Recupero credito, stop al "terrorismo"

Ora di pranzo. Suona il citofono: “Il signor Rossi?”. “Sì, chi è?”. “Devo consegnarle una comunicazione da parte di una società finanziaria”. “La lasci nella cassetta delle poste”, taglia corto Rossi, basito. Sì, perché se qualcuno vuole comunicare qualcosa, di solito, invia una lettera semplice o, se trattasi di materie legate al credito, una raccomandata.

Questo, però, era vero fino a qualche tempo fa, più o meno una decina di anni fa, quando è esploso, in tutta la sua drammaticità sociale, il problema dei prestiti concessi con troppa facilità (a tassi usurai o quasi) anche a chi era già sovraindebitato. Risultato: in pochi sono riusciti a pagare le rate previste e banche e società finanziarie si sono ritrovate sul groppone milioni di euro non pagati, da persone alle quali è praticamente impossibile portar via qualcosa, perché hanno già lo stipendio (se ce l’hanno) impegnato con altri finanziamenti e nessun tipo di proprietà.

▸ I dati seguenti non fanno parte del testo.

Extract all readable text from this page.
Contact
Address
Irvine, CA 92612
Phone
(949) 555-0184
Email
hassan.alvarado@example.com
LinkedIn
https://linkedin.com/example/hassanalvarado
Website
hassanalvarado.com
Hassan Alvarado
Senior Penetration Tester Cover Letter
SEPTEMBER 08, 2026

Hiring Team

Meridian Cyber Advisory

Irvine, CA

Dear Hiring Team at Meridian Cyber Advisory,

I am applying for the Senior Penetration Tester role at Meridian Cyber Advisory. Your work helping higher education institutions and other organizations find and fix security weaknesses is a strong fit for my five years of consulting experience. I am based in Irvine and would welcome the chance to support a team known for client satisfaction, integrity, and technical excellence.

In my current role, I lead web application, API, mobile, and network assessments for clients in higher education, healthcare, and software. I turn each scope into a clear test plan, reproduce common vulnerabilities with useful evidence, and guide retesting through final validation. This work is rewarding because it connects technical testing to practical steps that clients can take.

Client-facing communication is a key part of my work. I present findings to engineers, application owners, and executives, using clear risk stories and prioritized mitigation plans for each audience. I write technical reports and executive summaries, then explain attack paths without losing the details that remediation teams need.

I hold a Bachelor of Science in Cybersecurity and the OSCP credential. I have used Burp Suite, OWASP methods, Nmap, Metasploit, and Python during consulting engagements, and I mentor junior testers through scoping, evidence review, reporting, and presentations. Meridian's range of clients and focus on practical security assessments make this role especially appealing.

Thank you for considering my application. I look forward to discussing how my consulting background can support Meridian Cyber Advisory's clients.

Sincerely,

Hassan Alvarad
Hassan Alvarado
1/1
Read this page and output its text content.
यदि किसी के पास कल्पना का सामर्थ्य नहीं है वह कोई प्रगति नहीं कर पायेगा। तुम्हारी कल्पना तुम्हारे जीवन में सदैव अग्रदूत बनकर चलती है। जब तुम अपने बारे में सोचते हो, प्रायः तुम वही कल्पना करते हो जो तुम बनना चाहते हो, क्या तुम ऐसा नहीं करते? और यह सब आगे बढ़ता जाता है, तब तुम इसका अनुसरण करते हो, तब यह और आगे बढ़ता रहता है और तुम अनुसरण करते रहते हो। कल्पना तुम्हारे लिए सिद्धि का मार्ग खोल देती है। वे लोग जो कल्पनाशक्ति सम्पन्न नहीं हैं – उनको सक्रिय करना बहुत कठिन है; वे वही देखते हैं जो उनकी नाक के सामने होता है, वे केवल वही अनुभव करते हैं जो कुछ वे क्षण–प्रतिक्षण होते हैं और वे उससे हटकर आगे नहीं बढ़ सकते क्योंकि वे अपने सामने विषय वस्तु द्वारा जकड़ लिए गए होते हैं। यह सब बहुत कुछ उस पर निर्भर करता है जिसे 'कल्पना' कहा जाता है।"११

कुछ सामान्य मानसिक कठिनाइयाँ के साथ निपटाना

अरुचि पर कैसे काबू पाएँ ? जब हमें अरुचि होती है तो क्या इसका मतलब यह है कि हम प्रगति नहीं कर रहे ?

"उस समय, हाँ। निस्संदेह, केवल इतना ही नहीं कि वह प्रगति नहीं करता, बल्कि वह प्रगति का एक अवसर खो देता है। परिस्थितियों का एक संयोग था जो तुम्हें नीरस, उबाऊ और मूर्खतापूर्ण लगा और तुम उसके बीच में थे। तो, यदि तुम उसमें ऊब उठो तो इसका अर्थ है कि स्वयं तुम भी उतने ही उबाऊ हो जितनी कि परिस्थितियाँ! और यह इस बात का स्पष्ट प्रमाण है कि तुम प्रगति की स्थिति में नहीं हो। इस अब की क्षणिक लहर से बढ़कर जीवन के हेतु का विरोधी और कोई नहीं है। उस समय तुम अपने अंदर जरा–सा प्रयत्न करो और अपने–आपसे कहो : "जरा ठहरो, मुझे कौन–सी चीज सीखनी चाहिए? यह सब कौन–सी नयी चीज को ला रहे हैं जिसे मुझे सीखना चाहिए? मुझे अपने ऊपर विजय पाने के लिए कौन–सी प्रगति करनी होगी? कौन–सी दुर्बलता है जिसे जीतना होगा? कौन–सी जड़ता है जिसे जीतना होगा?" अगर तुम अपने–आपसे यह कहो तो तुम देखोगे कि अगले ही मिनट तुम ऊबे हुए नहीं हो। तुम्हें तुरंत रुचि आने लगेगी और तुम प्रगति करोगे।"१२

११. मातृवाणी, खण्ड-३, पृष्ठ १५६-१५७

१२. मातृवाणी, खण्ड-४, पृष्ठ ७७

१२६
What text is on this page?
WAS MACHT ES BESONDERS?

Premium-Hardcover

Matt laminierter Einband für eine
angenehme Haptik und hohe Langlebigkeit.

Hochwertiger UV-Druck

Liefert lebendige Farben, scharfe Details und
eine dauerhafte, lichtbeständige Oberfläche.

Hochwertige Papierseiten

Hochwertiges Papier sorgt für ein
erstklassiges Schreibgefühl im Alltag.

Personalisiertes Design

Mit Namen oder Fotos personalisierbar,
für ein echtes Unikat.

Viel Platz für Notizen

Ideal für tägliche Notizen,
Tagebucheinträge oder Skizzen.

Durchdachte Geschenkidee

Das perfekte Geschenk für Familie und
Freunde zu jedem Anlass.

Così, banche e società finanziarie, dopo aver cercato inutilmente di trovare un accordo con i loro clienti, si sono affidate a società esterne, per il recupero del credito. E, nel tempo, vista la difficoltà anche di queste società, che pure usano metodi antipatici e martellanti, finanziarie e banche hanno scelto un’altra via: quella della cessione del credito. In buona sostanza, se il signor Rossi deve 10mila euro alla Banca del Piffero, che non ha alcuna possibilità di rientrare di quella cifra, la Banca del Piffero, alla fine, vende il suo credito a una società di recupero, magari al 25 o al 30%, rientrando in piccola parte di ciò che aveva prestato al signor Rossi. Meglio poco che nulla.
A questo punto la società di recupero proporrà a Rossi di chiudere la vicenda a 4/5mila euro, cosa che farebbe risparmiare Rossi e guadagnare, comunque, la società di recupero. Ma se Rossi non riesce a pagare una rata, figuriamoci se può saldare una cifra del genere. Perciò, si mette in difesa, non risponde più al telefono e la società di recupero credito opera un’azione di stalkeraggio perenne, con tre/quattro telefonate al giorno, fino ad arrivare a casa del signor Rossi, ma non con una raccomandata, bensì con la presenza fisica di un collaboratore della società, che lascia il messaggio nella cassetta delle poste.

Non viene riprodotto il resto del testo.